Le départ de sa femme ne l'attristait pas vraiment ; en revanche, il le décevait. Il pensait qu'elle laissant Karine vagabonder à droite à gauche, il lui laissait une once d'indépendance dont elle avait désespérément besoin pour ne pas imploser. Mais qu'elle parte ainsi, sans même en avoir discuté avec lui, sans même se soucier de lui laisser les enfants, il avait du mal à reconnaître celle qu'il avait épousée. Cela dit, au fond de lui, il savait depuis longtemps qu'elle n'était plus la même femme fraîche et pétillante, éperdument amoureuse de la vie et de sa famille.

Après s'être battu pendant presque une heure pour qu'Oran s'endorme, Armand savoura enfin la fin de la journée. Il fallait reconnaître à Karine qu'elle avait su maintenir l'ordre dans la vie de famille tout en travaillant, chose qu'Armand n'avait jamais su faire. Il lui faudrait pourtant apprendre.

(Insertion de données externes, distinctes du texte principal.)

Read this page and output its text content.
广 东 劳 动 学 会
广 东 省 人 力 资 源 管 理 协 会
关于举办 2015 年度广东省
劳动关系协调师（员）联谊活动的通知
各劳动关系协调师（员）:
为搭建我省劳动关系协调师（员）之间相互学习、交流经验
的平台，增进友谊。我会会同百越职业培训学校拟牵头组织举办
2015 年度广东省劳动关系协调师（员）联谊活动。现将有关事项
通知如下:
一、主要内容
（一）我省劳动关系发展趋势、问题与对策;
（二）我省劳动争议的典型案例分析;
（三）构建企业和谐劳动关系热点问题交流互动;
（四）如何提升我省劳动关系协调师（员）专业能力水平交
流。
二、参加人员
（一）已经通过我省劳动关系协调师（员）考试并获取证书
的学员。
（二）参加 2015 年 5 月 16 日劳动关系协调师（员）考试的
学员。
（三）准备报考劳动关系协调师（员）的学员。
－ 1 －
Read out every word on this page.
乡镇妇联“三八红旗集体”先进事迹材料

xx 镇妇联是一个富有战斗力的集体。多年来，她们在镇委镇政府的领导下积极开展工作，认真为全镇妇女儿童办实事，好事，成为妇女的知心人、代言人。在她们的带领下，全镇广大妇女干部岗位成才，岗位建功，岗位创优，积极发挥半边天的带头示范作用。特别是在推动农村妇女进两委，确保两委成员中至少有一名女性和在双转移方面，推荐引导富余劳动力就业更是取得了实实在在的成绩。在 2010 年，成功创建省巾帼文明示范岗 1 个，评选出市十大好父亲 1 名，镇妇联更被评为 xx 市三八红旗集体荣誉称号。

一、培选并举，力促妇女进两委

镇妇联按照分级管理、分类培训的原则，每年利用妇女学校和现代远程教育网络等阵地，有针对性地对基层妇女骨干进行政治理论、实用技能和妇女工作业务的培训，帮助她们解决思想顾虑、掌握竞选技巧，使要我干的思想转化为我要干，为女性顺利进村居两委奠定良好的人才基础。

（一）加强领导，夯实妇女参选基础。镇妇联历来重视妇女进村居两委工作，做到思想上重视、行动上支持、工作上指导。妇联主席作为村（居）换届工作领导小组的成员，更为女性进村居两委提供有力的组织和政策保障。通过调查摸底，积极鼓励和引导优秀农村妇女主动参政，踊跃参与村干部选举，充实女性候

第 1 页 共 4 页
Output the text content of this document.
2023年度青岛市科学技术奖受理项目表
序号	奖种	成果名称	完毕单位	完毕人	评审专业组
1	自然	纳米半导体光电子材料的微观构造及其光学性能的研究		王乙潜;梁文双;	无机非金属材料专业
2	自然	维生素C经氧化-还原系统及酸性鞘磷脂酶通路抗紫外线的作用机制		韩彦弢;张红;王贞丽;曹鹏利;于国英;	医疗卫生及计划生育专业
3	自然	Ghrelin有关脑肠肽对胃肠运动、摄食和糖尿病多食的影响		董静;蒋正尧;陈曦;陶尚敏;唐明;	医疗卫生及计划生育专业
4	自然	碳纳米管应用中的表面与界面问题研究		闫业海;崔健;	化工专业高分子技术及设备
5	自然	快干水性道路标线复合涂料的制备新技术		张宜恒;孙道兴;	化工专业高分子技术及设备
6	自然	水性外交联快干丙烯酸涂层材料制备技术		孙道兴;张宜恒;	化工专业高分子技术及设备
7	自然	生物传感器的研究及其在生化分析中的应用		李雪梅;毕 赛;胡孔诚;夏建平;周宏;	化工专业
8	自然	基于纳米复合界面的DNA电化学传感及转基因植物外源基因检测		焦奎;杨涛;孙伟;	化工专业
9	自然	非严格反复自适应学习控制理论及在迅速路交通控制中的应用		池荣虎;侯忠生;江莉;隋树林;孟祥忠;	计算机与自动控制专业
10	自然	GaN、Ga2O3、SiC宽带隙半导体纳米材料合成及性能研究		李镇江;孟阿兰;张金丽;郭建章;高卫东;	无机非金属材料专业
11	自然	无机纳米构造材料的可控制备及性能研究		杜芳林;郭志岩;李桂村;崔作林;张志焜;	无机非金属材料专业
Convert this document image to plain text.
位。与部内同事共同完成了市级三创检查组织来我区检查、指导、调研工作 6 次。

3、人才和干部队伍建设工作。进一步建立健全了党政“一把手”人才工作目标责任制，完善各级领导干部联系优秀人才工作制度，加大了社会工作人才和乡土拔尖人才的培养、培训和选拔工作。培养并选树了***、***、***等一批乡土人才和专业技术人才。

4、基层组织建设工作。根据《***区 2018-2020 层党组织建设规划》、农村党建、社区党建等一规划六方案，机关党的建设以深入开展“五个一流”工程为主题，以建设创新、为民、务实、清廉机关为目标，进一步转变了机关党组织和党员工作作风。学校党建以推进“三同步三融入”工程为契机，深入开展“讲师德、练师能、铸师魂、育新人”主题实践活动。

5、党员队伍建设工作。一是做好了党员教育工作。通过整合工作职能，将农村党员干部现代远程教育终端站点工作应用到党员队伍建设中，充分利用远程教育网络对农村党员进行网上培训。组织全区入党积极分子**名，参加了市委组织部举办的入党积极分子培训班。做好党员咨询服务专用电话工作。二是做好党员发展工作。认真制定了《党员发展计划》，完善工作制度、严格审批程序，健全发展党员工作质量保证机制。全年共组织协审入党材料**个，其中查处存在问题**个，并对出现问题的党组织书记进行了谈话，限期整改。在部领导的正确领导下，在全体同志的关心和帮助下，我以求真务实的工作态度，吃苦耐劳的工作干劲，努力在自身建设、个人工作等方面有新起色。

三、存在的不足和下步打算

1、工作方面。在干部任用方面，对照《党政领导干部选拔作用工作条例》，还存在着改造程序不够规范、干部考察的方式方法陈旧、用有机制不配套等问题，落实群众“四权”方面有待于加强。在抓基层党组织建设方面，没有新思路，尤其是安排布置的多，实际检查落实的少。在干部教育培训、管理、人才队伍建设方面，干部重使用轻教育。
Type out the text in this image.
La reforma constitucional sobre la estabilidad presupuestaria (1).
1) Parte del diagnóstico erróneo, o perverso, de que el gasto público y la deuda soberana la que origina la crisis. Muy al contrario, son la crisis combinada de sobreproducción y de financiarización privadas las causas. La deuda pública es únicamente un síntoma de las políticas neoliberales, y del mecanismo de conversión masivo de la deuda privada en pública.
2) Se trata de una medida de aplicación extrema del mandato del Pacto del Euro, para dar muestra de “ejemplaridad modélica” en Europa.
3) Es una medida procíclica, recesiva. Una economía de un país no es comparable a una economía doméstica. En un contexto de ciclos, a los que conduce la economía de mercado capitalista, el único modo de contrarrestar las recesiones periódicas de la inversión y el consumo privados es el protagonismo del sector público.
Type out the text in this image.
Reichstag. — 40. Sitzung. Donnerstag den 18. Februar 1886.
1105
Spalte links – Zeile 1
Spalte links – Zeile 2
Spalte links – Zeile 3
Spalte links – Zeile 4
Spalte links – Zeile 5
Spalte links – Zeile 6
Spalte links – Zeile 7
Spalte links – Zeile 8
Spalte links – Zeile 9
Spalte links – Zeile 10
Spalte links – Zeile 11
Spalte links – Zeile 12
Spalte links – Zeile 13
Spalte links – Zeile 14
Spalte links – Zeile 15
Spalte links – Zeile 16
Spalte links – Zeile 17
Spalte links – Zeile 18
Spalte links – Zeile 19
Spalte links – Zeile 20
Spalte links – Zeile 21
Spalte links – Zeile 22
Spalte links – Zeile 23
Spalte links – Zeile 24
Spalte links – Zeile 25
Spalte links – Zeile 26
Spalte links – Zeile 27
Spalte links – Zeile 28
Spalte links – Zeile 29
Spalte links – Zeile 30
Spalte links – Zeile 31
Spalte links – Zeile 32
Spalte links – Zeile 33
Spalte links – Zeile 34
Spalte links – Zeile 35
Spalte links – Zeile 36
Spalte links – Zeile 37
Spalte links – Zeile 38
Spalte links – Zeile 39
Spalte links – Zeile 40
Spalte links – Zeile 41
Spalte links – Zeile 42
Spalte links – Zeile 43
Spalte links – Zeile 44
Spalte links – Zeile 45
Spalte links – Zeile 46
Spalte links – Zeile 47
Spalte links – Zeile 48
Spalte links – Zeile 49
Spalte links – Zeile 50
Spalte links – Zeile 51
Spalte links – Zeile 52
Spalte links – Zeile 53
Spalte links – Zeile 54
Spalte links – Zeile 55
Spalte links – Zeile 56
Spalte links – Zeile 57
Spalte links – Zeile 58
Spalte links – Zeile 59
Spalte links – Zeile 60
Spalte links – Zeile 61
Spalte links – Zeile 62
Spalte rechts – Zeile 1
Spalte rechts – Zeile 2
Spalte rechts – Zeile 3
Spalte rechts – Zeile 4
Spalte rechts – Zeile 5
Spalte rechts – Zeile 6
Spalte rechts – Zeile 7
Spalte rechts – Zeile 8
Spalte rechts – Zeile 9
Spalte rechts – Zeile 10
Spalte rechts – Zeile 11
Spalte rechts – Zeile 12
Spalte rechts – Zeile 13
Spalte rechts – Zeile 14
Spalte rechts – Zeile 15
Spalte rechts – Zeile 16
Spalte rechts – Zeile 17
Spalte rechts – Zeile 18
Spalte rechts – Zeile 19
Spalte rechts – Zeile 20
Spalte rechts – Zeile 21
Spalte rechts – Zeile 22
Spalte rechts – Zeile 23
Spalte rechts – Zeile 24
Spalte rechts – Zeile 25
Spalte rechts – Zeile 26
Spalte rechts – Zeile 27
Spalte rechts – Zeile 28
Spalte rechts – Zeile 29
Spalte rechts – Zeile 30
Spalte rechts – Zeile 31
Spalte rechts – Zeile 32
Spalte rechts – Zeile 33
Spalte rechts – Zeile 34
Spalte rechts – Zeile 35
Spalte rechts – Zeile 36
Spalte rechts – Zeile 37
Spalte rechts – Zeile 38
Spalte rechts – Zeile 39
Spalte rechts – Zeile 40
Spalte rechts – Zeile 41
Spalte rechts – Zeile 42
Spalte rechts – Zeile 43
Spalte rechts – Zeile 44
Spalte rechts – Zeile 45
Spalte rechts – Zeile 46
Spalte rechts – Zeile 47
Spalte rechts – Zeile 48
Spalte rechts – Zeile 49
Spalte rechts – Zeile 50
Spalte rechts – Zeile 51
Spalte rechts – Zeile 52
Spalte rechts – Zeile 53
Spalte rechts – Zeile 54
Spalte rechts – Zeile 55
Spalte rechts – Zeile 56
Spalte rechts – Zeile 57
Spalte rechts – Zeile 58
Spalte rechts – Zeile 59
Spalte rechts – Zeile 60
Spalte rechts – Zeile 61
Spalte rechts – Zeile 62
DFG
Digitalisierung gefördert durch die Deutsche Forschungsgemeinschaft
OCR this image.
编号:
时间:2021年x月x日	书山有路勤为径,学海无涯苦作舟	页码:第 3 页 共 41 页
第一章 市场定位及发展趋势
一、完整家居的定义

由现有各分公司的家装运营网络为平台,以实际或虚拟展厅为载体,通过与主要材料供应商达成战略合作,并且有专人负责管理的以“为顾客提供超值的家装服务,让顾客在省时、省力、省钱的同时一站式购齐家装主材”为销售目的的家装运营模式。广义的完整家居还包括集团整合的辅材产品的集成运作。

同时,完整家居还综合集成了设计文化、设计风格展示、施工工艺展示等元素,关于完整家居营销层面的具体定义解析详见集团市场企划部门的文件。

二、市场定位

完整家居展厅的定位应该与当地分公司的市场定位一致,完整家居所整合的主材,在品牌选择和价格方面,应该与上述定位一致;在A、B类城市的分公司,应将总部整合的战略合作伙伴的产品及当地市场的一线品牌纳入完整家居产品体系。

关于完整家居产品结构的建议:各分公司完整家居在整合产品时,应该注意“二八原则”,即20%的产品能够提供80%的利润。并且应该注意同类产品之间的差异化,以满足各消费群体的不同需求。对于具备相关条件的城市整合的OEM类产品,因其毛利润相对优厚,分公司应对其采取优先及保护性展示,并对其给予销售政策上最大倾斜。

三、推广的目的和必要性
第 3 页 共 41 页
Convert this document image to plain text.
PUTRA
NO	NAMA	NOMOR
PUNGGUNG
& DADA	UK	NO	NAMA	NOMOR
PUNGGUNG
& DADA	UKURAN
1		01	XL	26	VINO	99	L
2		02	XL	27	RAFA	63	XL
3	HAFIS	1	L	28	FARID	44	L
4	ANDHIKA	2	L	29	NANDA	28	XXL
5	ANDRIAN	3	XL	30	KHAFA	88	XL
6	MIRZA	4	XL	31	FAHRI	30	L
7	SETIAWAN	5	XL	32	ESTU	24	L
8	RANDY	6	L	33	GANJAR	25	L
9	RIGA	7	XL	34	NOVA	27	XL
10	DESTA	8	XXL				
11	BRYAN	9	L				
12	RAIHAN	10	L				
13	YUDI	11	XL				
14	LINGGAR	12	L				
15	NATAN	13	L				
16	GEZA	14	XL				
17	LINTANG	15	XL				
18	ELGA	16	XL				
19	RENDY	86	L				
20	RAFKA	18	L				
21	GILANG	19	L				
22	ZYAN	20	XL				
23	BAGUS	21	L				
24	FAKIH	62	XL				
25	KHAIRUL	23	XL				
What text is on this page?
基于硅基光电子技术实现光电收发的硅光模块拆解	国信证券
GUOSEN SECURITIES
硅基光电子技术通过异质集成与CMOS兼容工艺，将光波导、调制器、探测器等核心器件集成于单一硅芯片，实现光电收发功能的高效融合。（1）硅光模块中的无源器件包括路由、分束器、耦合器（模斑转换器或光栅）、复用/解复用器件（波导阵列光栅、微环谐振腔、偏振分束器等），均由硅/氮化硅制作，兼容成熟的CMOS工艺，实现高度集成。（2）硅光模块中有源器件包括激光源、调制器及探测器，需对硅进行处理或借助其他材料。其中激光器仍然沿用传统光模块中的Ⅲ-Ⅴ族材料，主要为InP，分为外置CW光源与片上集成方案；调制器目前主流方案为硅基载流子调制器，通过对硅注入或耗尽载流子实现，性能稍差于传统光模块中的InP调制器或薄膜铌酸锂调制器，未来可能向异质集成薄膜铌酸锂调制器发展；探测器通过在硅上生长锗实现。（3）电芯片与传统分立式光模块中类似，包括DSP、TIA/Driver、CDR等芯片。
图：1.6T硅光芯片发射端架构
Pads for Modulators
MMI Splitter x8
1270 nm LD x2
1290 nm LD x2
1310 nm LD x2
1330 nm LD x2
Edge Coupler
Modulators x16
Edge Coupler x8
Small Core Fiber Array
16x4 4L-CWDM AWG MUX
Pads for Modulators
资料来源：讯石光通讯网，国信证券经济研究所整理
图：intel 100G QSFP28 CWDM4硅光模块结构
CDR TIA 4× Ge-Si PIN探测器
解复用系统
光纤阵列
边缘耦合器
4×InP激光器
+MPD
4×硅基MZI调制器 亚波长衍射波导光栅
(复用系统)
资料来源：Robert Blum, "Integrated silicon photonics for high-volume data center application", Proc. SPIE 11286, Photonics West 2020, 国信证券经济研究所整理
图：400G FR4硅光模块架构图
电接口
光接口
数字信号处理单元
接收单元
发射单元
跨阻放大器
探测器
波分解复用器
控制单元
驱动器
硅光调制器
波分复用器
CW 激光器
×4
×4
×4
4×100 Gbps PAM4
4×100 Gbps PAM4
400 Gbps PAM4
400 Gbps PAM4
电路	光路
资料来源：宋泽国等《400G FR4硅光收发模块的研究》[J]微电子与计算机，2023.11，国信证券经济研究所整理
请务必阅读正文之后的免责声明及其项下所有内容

Il referma doucement la porte de la chambre de son cadet et s'arrêta devant celle de l'aîné. Il toqua et entra. Ulrich était, comme à son habitude, vautré sur son lit.

« Qu'est-ce qui se passe ? demanda-t-il, légèrement sur la défensive.

— Je voulais juste savoir comment tu allais, si tu tiens le coup. Les derniers jours ont été assez difficiles pour nous tous.

— Ça va. C'est plutôt à toi qu'il faudrait poser la question. C'est pas moi qui me suis fait remplacer par un autre. Enfin, pas encore. »

Armand rit jaune, se demandant si Karine avait l'intention de fonder une famille avec son nouveau jules, si cette famille finirait par remplacer l'ancienne.

« On fait aller, dit-il. Il faut bien. »

Il allait quitter la chambre quand Ulrich l'interpela.

« Tu sais, papa, pour ce que ça vaut, on n'est pas si mal comme ça. On va s'en sortir. »

Il ne s'attendait pas à ce que ces paroles sortent de la bouche de son fils. C'était son rôle de réconforter ses enfants, par l'inverse. Mais ces paroles le touchèrent, et il sentit un regain de confiance montait en lui. Non, confiance n'était pas le mot. C'était de l'espoir.

Armand hésitait à dire quelque chose, de peur de sonner faux à côté de son fils qui avait visiblement plus réfléchi au problème, mais n'en eut pas le temps.

En bas, malgré l'heuretardive, quelqu'un écrasait la sonnette avec insistance.